Diederik,
Ah I see where the confusion comes form.
My story is, as I said, about squid logs where views and edits both coexist.
Your focus is on recent changes list.
And about publishing, that is why it is important to make geo data not too
pinpoint exact location, see earlier mail.
Also I don't think James wants raw data , he want aggregates based on these
data. Right James?
Erik
From: analytics-bounces(a)lists.wikimedia.org
[mailto:analytics-bounces@lists.wikimedia.org] On Behalf Of Diederik van
Liere
Sent: Tuesday, August 13, 2013 5:34 PM
To: A mailing list for the Analytics Team at WMF and everybody who has an
interest in Wikipedia and analytics.
Subject: Re: [Analytics] U.S. state-level editor retention data
It was my understanding that the original request pertained to geocoding of
editors (if that's not the case then my advance apologies).

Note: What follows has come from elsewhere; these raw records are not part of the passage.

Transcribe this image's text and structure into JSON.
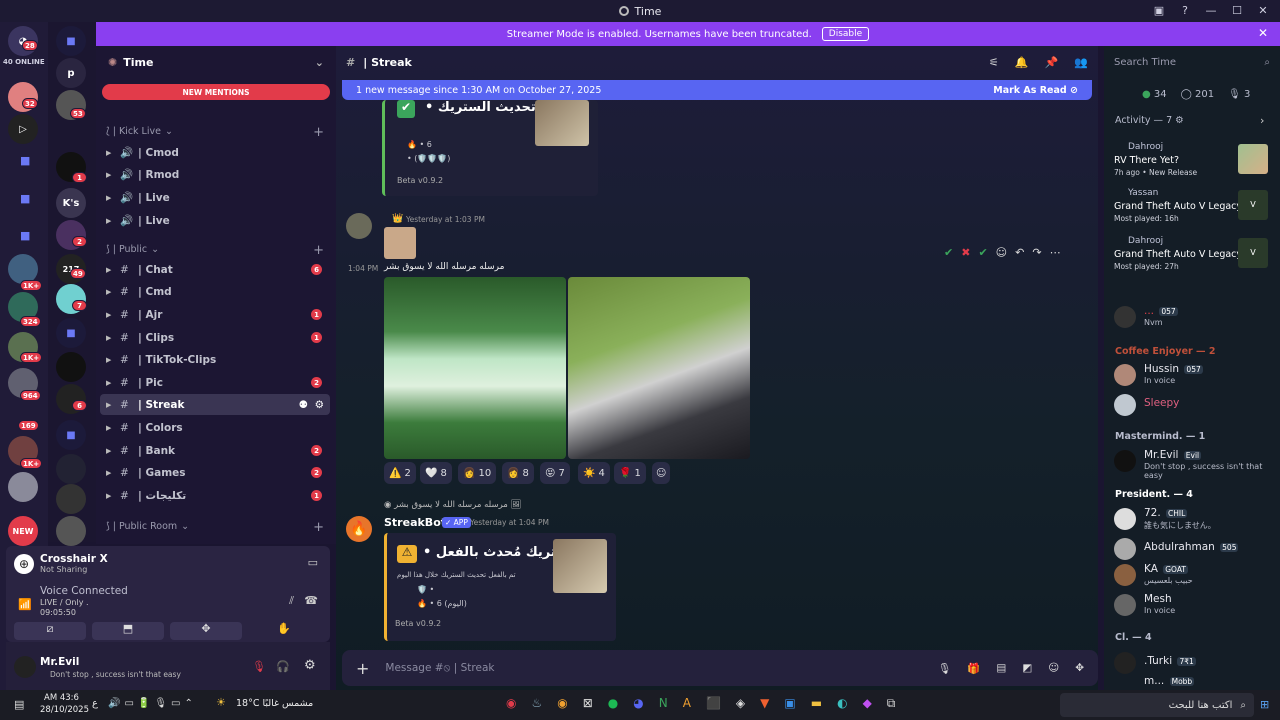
{
  "window": {
    "title": "Time"
  },
  "banner": {
    "text": "Streamer Mode is enabled. Usernames have been truncated.",
    "button": "Disable"
  },
  "rail": {
    "online": "40 ONLINE",
    "home_badge": "28",
    "badges": [
      "32",
      "53",
      "1",
      "2",
      "49",
      "7",
      "1K+",
      "324",
      "1K+",
      "964",
      "6",
      "169",
      "1K+"
    ],
    "new_label": "NEW",
    "ks_label": "K's",
    "p_label": "p"
  },
  "server": {
    "name": "Time",
    "new_mentions": "NEW MENTIONS"
  },
  "categories": {
    "kick": "⟅ | Kick Live",
    "public": "⟆ | Public",
    "publicroom": "⟆ | Public Room"
  },
  "channels": {
    "voice": [
      {
        "label": "| Cmod"
      },
      {
        "label": "| Rmod"
      },
      {
        "label": "| Live"
      },
      {
        "label": "| Live"
      }
    ],
    "text": [
      {
        "label": "| Chat",
        "badge": "6"
      },
      {
        "label": "| Cmd",
        "badge": ""
      },
      {
        "label": "| Ajr",
        "badge": "1"
      },
      {
        "label": "| Clips",
        "badge": "1"
      },
      {
        "label": "| TikTok-Clips",
        "badge": ""
      },
      {
        "label": "| Pic",
        "badge": "2"
      },
      {
        "label": "| Streak",
        "badge": ""
      },
      {
        "label": "| Colors",
        "badge": ""
      },
      {
        "label": "| Bank",
        "badge": "2"
      },
      {
        "label": "| Games",
        "badge": "2"
      },
      {
        "label": "| تكليجات",
        "badge": "1"
      }
    ]
  },
  "voice": {
    "title": "Crosshair X",
    "subtitle": "Not Sharing",
    "status": "Voice Connected",
    "channel": "LIVE / Only .",
    "timer": "09:05:50"
  },
  "user": {
    "name": "Mr.Evil",
    "status": "Don't stop , success isn't that easy"
  },
  "chat": {
    "channel": "| Streak",
    "new_messages": "1 new message since 1:30 AM on October 27, 2025",
    "mark_read": "Mark As Read",
    "embed1": {
      "title": "تم تحديث الستريك •",
      "fire_count": "6",
      "shields": "• (🛡️🛡️🛡️)",
      "version": "Beta v0.9.2"
    },
    "msg2": {
      "time": "Yesterday at 1:03 PM",
      "side_time": "1:04 PM",
      "text": "مرسله مرسله الله لا يسوق بشر"
    },
    "reactions": [
      {
        "e": "⚠️",
        "n": "2"
      },
      {
        "e": "🤍",
        "n": "8"
      },
      {
        "e": "👩",
        "n": "10"
      },
      {
        "e": "👩",
        "n": "8"
      },
      {
        "e": "😝",
        "n": "7"
      },
      {
        "e": "☀️",
        "n": "4"
      },
      {
        "e": "🌹",
        "n": "1"
      }
    ],
    "msg3": {
      "reply": "مرسله مرسله الله لا يسوق بشر",
      "author": "StreakBot",
      "app": "APP",
      "time": "Yesterday at 1:04 PM"
    },
    "embed2": {
      "title": "الستريك مُحدث بالفعل •",
      "desc": "تم بالفعل تحديث الستريك خلال هذا اليوم",
      "shield": "🛡️ •",
      "fire": "• 6 (اليوم)",
      "version": "Beta v0.9.2"
    },
    "composer_placeholder": "Message #⦸ | Streak"
  },
  "members": {
    "search_placeholder": "Search Time",
    "stats": {
      "online": "34",
      "idle": "201",
      "voice": "3"
    },
    "activity_header": "Activity — 7",
    "activities": [
      {
        "who": "Dahrooj",
        "what": "RV There Yet?",
        "sub": "7h ago • New Release"
      },
      {
        "who": "Yassan",
        "what": "Grand Theft Auto V Legacy",
        "sub": "Most played: 16h"
      },
      {
        "who": "Dahrooj",
        "what": "Grand Theft Auto V Legacy",
        "sub": "Most played: 27h"
      }
    ],
    "groups": [
      {
        "title": "Coffee Enjoyer — 2",
        "items": [
          {
            "name": "Hussin",
            "tag": "057",
            "status": "In voice"
          },
          {
            "name": "Sleepy",
            "tag": "",
            "status": ""
          }
        ]
      },
      {
        "title": "Mastermind. — 1",
        "items": [
          {
            "name": "Mr.Evil",
            "tag": "Evil",
            "status": "Don't stop , success isn't that easy"
          }
        ]
      },
      {
        "title": "President. — 4",
        "items": [
          {
            "name": "72.",
            "tag": "CHIL",
            "status": "誰も気にしません。"
          },
          {
            "name": "Abdulrahman",
            "tag": "505",
            "status": ""
          },
          {
            "name": "KA",
            "tag": "GOAT",
            "status": "حبيب بلعسيس"
          },
          {
            "name": "Mesh",
            "tag": "",
            "status": "In voice"
          }
        ]
      },
      {
        "title": "Cl. — 4",
        "items": [
          {
            "name": ".Turki",
            "tag": "7₹1",
            "status": ""
          },
          {
            "name": "m...",
            "tag": "Mobb",
            "status": ""
          }
        ]
      }
    ],
    "top_member": {
      "name": "...",
      "tag": "057",
      "status": "Nvm"
    }
  },
  "taskbar": {
    "time": "AM 43:6",
    "date": "28/10/2025",
    "weather": "18°C مشمس غالبًا",
    "search": "اكتب هنا للبحث",
    "lang": "ع"
  }
}
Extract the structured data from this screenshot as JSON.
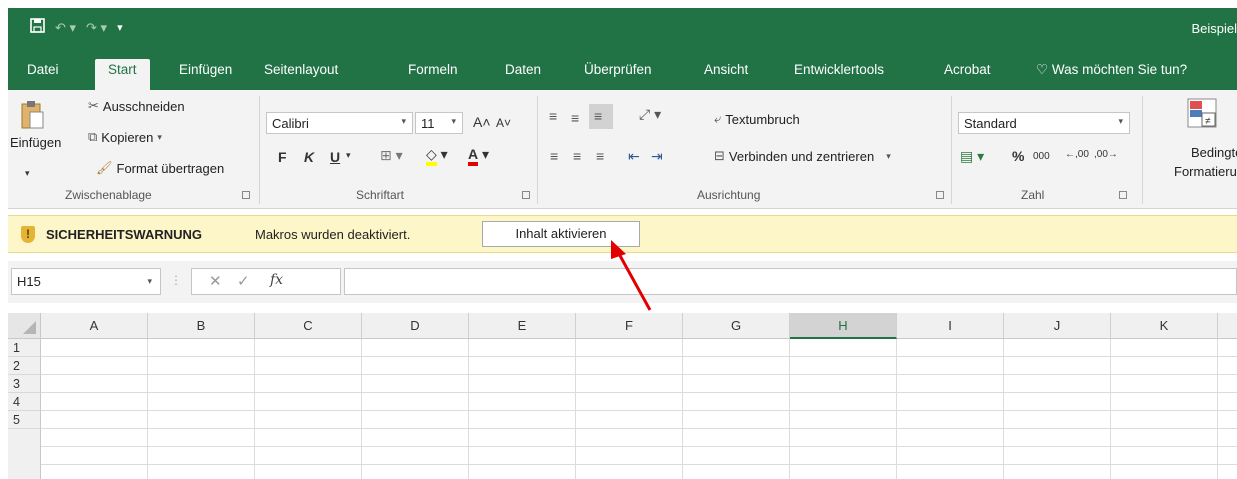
{
  "window": {
    "title": "Beispiel"
  },
  "tabs": [
    {
      "label": "Datei"
    },
    {
      "label": "Start"
    },
    {
      "label": "Einfügen"
    },
    {
      "label": "Seitenlayout"
    },
    {
      "label": "Formeln"
    },
    {
      "label": "Daten"
    },
    {
      "label": "Überprüfen"
    },
    {
      "label": "Ansicht"
    },
    {
      "label": "Entwicklertools"
    },
    {
      "label": "Acrobat"
    },
    {
      "label": "Was möchten Sie tun?"
    }
  ],
  "clipboard": {
    "group_label": "Zwischenablage",
    "paste": "Einfügen",
    "cut": "Ausschneiden",
    "copy": "Kopieren",
    "format_painter": "Format übertragen"
  },
  "font": {
    "group_label": "Schriftart",
    "name": "Calibri",
    "size": "11",
    "bold": "F",
    "italic": "K",
    "underline": "U"
  },
  "alignment": {
    "group_label": "Ausrichtung",
    "wrap_text": "Textumbruch",
    "merge_center": "Verbinden und zentrieren"
  },
  "number": {
    "group_label": "Zahl",
    "format": "Standard",
    "percent": "%",
    "thousands": "000",
    "inc_decimal": ",00",
    "dec_decimal": ",00"
  },
  "styles": {
    "conditional_format_1": "Bedingte",
    "conditional_format_2": "Formatierung"
  },
  "message_bar": {
    "title": "SICHERHEITSWARNUNG",
    "text": "Makros wurden deaktiviert.",
    "button": "Inhalt aktivieren"
  },
  "formula_bar": {
    "name_box": "H15",
    "fx": "fx",
    "formula": ""
  },
  "grid": {
    "columns": [
      "A",
      "B",
      "C",
      "D",
      "E",
      "F",
      "G",
      "H",
      "I",
      "J",
      "K"
    ],
    "selected_column": "H",
    "rows": [
      "1",
      "2",
      "3",
      "4",
      "5"
    ]
  },
  "colors": {
    "accent": "#217346",
    "message_bg": "#fdf6c8",
    "annotation_arrow": "#e00000"
  }
}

@James: can you confirm that we are talking about geocoding of editors?
D
That is correct. Also, if it helps, I don't necessarily need *city*-level
information, just state. (For the purposes of this discussion, DC is a state
since its stats would not be aggregated with any other state's.)
James
Hi James,
In general, we are very cautious with geocoding editors and particularly at
a more granular level than the country level and even more cautious when
this data will be published. From a technical point of view, you could
already do it for anonymous editors as their ip addresses are published on
the Wiki itself and in the XML dump files. For logged-in editors we would
have to rely on the RecentChanges table (see
http://www.mediawiki.org/wiki/Manual:Recentchanges_table). However, data in
this table is only accessible for users with the checkuser permission
(
http://meta.wikimedia.org/wiki/CheckUser_policy#CheckUser_status). Hence,
we cannot use this source to geocode editors. Even if the data was available
from a source without such restrictions, then we would still have
restrictions from the WMF Privacy Policy and community expectations
regarding the geocoding of ip addresses.
I am afraid that we have to reject this request based on the fact that we do
not collect this data in a publicly available table and that geocoding
publishing geocoded editor information would violate the Privacy Policy of
the WMF and not match with community expectations regarding the geocoding of
ip addresses.
Maybe we can continue this discussion to see if we can come up with
alternative solutions to your problem?
Best,
Diederik